Colombian society became a farce because of Pablo's drug ring, yes. But it descended into chaos when he died. Andres Escobar's death was an epic tragedy, yes, but an honest look at the situation leaves his story obscured by the sprawling contradictions that emerge when you examine its roots.
"Colombia had lost control of her streets," says Escobar's former national team coach, Francisco Maturana. "And any society built on a defective foundation is destined to collapse."
Drugs left Colombia replete with the funding required to compete on a world stage in soccer, but when Pablo Escobar met his inevitable end, a society emerged that was too unstable to sustain itself. As his coach Maturana explains in the film's most poignant moment, "Our society believes that soccer killed Andres. No. Andres was a soccer player killed by society."
Not killed by drugs. By society. A culture that fell into an inevitable trap, where drugs brought real, positive changes, and good and evil became blurred. Pablo Escobar used to ask government officials, "Silver or lead?" As in, accept our bribes, or face our bullets. But Colombians never really had a choice. They got both.

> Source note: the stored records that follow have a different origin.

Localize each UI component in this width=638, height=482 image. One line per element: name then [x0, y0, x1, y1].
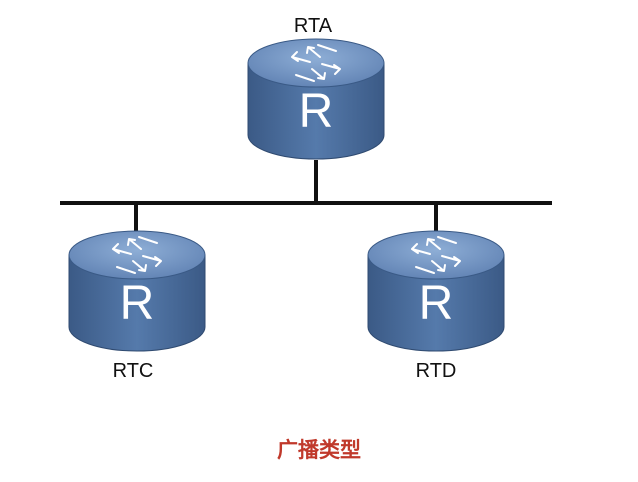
router-icon: R [68, 230, 206, 352]
router-icon: R [367, 230, 505, 352]
router-label-rta: RTA [293, 15, 333, 37]
router-glyph: R [419, 277, 454, 330]
router-glyph: R [299, 85, 334, 138]
diagram-caption: 广播类型 [277, 438, 361, 462]
router-label-rtc: RTC [112, 360, 154, 382]
router-glyph: R [120, 277, 155, 330]
network-diagram: R R R [60, 38, 552, 352]
router-label-rtd: RTD [415, 360, 457, 382]
router-icon: R [247, 38, 385, 160]
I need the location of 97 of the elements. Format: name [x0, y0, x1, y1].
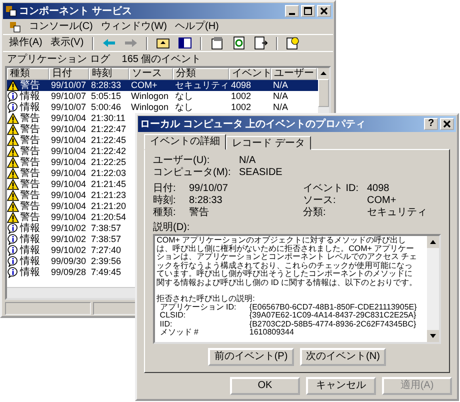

For years and years, Pablo was good and evil personified. Then, when his reign expired, the rest of Colombians were left to reconcile his morality with their own ends. A dictatorship became a democracy full of dictators. Does that make Pablo the cause, or the only one that could have prevented it? It's the sort of cruel, impossible question that most of us are too ignorant to even ask.
How do you take a film about one of the most profound, unmitigated tragedies in sports history, and make it about morality's inevitable gray area, and the implications that can have on a culture? It takes breathtaking audacity to try, but Jeff and Michael Zimbalist pulled it off.
It's different than anything ESPN has done with 30 for 30, and better most any documentary you'll find anywhere. So, if you haven't seen it, make the time. Buy the DVD, find it online, whatever. It's all worth it. But don't expect any easy answers.